It’s uncommon for people to want to print TidBITS issues, so I was surprised when Lauri Reinhardt, who helps us with support, forwarded me a message from a reader asking if there was a way to print the email issue of TidBITS with all the images. We had never attempted to do this before, but the reader was correct. Printing a TidBITS issue and exporting it as PDF produced blank boxes instead of images.

Tinkering with Mail’s Protect Mail Activity setting made no difference, and the images showed up fine in the message itself—it wasn’t related to loading remote content. The fact that Mail’s Protect Mail Activity setting was not available made matters even more confusing. MimestreamGmail and gmail both suffered the same problem. However, it was only macOS 12 Monterey that caused the issue, not macOS 13 Ventura. Printing from Gmail’s Web interface also worked fine.
An examination of the root cause of our problems revealed an obvious clue: a loading="lazy"
Attribute for Every IMG
In articles, tag. This attribute was missing from the sponsor banners at top of the issue. They appeared fine in PDFs. Curious, I turned to Mimestream’s developer, Neil Jhaveri, who used to work on Mail at Apple. He said that Mail generates an offscreen web view, waits for the “load” part of the document to arrive, and then “prints.” But loading="lazy"

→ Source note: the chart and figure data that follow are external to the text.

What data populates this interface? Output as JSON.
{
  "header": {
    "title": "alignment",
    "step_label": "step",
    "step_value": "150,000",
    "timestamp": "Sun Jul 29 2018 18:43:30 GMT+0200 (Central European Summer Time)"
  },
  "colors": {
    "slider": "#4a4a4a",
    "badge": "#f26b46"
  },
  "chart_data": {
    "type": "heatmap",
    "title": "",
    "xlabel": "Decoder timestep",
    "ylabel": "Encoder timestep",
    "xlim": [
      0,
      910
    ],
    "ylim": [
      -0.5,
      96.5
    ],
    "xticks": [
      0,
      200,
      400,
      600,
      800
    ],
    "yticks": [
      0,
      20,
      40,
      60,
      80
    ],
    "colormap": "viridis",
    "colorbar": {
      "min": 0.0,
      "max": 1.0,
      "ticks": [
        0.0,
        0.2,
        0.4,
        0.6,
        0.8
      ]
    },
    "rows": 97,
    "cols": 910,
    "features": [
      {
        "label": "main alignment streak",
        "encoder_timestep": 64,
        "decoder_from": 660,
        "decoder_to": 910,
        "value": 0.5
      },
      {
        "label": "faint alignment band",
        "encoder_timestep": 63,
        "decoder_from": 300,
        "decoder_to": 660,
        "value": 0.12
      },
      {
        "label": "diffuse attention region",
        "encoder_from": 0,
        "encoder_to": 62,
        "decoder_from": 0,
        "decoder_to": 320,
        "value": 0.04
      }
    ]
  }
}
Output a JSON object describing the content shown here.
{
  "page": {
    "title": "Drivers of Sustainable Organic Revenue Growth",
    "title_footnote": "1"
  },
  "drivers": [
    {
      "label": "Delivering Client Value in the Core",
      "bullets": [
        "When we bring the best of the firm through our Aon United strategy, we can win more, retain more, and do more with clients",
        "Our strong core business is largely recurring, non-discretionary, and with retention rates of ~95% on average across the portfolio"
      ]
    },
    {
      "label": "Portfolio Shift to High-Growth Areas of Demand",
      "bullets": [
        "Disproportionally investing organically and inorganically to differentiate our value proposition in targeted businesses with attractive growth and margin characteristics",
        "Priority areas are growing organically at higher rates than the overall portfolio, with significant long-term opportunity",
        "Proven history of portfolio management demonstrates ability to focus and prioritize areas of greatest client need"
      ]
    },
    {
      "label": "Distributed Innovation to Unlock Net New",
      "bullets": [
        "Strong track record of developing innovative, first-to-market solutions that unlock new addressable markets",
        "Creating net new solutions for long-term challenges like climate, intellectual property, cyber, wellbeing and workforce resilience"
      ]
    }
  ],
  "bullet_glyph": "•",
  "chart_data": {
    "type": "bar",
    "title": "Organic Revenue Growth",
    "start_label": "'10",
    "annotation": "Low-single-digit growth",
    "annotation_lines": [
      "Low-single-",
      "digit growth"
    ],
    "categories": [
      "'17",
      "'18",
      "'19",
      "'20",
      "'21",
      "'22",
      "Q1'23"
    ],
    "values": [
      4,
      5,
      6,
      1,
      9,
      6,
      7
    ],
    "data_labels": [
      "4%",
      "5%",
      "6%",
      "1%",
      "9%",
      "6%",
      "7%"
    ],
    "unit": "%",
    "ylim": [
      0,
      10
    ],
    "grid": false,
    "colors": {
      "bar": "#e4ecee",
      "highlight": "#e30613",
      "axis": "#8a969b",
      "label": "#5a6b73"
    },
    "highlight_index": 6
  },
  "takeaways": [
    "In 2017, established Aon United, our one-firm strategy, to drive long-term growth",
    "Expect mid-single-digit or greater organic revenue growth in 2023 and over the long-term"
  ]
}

Images will load only when they are scrolled into view. This is not the case with printing. Mimestream had the same problem in Monterey as Mimestream, which uses WebKit for printing. Neil recommended that the issue be dropped loading="lazy"
attribute because he didn’t think images (at least those with Width
And Height
Attributes) would prevent the page rendering until it is loaded.
During these conversations, Lauri stumbled upon a workaround that makes sense in the context of Neil’s explanation. Lauri speculated that the images might be too large to load so she tried shrinking them using the Scaling option in Print dialog. At least some images displayed. I did testing and found that if I changed the scaling percentage to 99%, some images would load—but they’d be fuzzy—and others would remain blank. If I increased the scaling percentage to 87% and scrolled through the entire preview, all images appeared crisply in the PDF. I later changed it to 100%. WebKit probably loaded all the images after I asked the Print dialog to scale it.
Eli Van Zoeren was the developer I asked to remove this. loading="lazy"
Attribute from the IMG
He noted that WordPress had automatically added the tag to his tags. So he added a filter for it to be removed from the email versions. His code adds the sponsor banners separately to the issue, which is why they do not have that attribute. I was excited to test the fix with the next week’s issue, only to be disappointed to discover that the problem hadn’t gone away. After Eli removed the virus, it turned out that Eli was correct. loading="lazy"
WordPress replaced it by a similar-sounding attribute decoding="async"
. The problem vanished after another round Whack-an-Attribute.

So, while I don’t recommend printing TidBITS issues—we don’t format them for print, and they’ll consume quite a bit of paper—you’ll at least see the images now. Notice how both of the above screenshots include blank pages at each end. I don’t know why Mail adds them, but I recommend removing them. Choose File > Export to PDF, open the file in Preview, select the blank pages (and any other unnecessary pages) in the sidebar, and delete them before printing.
Although I doubt this issue affected many people, at least one TidBITS reader will feel better. With luck, other readers who encounter a similar problem may find this article and be able to quickly solve it.